Notes sur l’art – Le Cahier gris – VII / X

 

En header, Wallfahrtskirche St. Jakobus (1684) à Biberbach, de Dominikus Zimmermann.  

 

Encore un air de famille avec cette extrême élégance (par élancement, par étirement) des corps : George Minne et Wilhelm Lehmbruck. Autres corps pareillement élégants, ceux d’Archipenko. Ci-joint, la caméra tourne autour d’un torse féminin de ce sculpteur d’origine ukrainienne :

https://www.youtube.com/watch?v=8kjgNWVP3lE

 

Ambiance névrotique, Bruxelles et Prague début XXe siècle. En Belgique, cette ambiance à la fois somptueuse et étouffante peut être symbolisée en littérature par « Bruges-la-Morte » de Georges Rodenbach ; et en art par Fernand Khnopff et Jean Delville (pour ne citer qu’eux), ce dernier étant le plus fervent disciple belge de Sâr Mérodack Joséphin Peladan (Joséphin Peladan). J’ai découvert Jean Delville lorsque j’étais enfant, dans une revue, avec « Orphée mort » (1893). La tête du poète est placée dans une lyre sur laquelle retombe sa chevelure. La composition baigne dans une lumière marine (bleutée) et lunaire.

Michel Delville

Une composition de Jean Delville (1867-1953) 

 

Week-end au Grand-Duché du Luxembourg (février 1983). Visite du Musée d’histoire et d’art du Luxembourg. Un artiste que je ne connaissais pas domine tous les autres, Joseph Kutter (1894-1941). Ci-joint une brève présentation des œuvres de cet artiste dans ce musée :

https://www.youtube.com/watch?v=sEMEDGDlj8Y

 

Un air de famille encore : le tchèque Joseph Šíma et l’anglais Paul Nash, entre certaines de leurs œuvres tout au moins. Joseph  Šíma, les promenades de l’enfance au monastère de Kuks (en Bohême où il est né) et ses environs (dont la forêt de Bethlem) peuplés de sculptures de Matthias Braun.
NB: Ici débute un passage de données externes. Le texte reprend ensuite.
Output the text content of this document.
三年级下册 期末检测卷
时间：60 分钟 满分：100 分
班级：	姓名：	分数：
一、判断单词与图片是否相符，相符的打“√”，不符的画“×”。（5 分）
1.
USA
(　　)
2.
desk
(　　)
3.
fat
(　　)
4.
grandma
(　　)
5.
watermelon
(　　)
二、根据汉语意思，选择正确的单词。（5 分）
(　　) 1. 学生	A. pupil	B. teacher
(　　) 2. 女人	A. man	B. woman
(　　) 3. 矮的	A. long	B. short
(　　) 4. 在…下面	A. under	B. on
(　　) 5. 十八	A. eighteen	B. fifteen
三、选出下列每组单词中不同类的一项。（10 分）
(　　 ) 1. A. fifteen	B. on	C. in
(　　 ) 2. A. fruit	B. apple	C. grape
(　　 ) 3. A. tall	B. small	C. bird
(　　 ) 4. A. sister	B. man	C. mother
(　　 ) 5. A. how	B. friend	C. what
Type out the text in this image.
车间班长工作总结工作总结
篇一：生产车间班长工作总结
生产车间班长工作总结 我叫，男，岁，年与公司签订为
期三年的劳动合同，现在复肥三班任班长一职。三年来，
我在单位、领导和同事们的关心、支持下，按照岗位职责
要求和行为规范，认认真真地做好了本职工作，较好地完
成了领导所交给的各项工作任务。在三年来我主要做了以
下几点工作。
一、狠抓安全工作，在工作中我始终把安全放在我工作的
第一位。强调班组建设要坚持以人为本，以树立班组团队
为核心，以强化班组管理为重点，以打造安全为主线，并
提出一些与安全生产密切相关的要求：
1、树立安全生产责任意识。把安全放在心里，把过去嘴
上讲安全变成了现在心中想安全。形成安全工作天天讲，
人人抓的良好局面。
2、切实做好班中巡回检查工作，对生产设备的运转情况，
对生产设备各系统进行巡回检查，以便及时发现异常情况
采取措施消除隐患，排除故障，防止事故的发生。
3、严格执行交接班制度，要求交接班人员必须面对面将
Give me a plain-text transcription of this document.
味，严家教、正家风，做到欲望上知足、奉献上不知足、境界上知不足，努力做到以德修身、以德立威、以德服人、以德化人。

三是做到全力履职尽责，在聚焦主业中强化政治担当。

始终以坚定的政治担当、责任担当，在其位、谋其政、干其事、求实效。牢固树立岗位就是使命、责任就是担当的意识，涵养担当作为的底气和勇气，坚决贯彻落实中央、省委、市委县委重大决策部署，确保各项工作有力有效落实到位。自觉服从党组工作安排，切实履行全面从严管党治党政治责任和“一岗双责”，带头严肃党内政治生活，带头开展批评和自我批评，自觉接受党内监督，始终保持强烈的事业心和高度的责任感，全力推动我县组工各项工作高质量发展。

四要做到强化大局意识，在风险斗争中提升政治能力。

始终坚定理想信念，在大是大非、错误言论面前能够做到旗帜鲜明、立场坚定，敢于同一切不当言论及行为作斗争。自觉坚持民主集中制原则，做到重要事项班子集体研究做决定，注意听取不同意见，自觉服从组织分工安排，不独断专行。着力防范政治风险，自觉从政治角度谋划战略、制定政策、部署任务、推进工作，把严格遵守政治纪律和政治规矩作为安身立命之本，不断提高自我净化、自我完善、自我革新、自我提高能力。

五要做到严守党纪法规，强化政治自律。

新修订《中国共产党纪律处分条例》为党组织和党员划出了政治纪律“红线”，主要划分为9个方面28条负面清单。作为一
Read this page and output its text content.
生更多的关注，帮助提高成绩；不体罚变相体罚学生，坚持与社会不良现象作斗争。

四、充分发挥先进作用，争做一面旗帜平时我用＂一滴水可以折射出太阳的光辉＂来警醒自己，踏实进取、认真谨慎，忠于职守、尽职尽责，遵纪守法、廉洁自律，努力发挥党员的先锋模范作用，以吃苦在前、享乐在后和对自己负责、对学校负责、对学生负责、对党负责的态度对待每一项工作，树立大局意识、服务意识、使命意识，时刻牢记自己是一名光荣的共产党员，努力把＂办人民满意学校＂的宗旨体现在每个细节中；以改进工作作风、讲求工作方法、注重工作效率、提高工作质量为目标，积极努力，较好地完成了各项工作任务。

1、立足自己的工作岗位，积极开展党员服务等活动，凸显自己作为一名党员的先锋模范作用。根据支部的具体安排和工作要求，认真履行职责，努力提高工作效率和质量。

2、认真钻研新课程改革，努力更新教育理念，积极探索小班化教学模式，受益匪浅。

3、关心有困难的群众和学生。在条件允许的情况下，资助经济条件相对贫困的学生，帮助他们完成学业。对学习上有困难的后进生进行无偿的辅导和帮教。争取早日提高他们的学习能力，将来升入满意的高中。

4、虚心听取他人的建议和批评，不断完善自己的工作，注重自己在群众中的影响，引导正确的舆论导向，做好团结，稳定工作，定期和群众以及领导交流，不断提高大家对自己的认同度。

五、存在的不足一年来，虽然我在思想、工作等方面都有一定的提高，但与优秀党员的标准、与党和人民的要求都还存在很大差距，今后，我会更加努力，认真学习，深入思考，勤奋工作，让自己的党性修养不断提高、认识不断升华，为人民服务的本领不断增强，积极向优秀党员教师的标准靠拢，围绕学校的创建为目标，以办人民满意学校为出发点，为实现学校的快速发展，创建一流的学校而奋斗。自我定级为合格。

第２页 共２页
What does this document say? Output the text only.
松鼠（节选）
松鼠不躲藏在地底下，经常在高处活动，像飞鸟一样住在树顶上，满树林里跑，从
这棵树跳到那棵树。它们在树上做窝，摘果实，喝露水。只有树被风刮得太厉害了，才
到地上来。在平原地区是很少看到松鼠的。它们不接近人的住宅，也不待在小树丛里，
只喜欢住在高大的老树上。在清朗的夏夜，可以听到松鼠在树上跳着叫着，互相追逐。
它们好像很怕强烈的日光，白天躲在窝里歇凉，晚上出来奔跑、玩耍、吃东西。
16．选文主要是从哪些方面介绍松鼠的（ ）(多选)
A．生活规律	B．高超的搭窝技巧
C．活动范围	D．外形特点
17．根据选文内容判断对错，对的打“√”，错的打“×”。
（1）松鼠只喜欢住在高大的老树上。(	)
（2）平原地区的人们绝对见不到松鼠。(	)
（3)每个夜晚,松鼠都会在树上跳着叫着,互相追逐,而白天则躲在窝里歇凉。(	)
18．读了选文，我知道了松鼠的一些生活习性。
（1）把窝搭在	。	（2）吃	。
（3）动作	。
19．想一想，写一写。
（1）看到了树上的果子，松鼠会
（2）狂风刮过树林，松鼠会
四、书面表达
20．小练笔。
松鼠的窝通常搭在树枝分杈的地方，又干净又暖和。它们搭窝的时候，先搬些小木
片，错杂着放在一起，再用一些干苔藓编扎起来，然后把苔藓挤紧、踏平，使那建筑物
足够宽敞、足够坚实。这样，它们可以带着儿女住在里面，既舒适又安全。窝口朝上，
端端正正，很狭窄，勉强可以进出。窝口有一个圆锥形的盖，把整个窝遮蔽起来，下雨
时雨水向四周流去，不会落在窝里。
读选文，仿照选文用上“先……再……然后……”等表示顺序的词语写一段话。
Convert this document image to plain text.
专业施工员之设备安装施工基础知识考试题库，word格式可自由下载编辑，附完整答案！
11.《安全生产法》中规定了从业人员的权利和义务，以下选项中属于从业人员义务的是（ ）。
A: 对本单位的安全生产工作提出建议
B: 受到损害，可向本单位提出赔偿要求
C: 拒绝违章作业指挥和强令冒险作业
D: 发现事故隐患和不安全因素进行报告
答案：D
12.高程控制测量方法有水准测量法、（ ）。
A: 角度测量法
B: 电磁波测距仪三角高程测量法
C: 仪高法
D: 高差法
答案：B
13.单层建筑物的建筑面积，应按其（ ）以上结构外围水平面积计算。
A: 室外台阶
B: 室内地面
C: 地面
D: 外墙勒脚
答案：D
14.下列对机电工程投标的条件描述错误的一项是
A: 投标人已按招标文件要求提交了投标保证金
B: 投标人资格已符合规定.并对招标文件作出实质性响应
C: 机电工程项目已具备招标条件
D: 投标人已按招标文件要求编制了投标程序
Révélation : entre Hendaye et San Sebastian, il voit la foudre incandescente errer lentement sur la pente d’une vallée. C’est au cours d’un séjour en 1924, chez Pierre Jean Jouve, au-dessus du lac de Lugano, à Carona, que Šíma reçoit un soir de tempête une autre révélation. Joseph Šíma s’éloigne de l’abstraction géométrique et s’efforce de transcrire ces deux révélations. Son peu d’affinité avec André Breton et l’antagonisme qui va s’affirmer entre le Surréalisme et le mouvement du « Grand Jeu ». L’atelier de Yébles acheté en 1925, près de Bussy-Rabutin, dans la Brie, avec la grange aménagée en atelier. Là, il interroge ses souvenirs (enfance dans la plaine de Jaromer, guerre en Volinie). 1932, exposition « Poésie » à Prague, prélude à la fondation du groupe surréalistes tchèque (1934).

Je détaille des compositions de Joseph Šíma. La fragile délicatesse de certains traits, comme tremblés par l’émotion. Des huiles aux transparences de vitrail — et, de fait, j’ai appris il y a peu qu’il avait travaillé au début des années 1920 dans les ateliers de vitraux Mauméjean, à Hendaye.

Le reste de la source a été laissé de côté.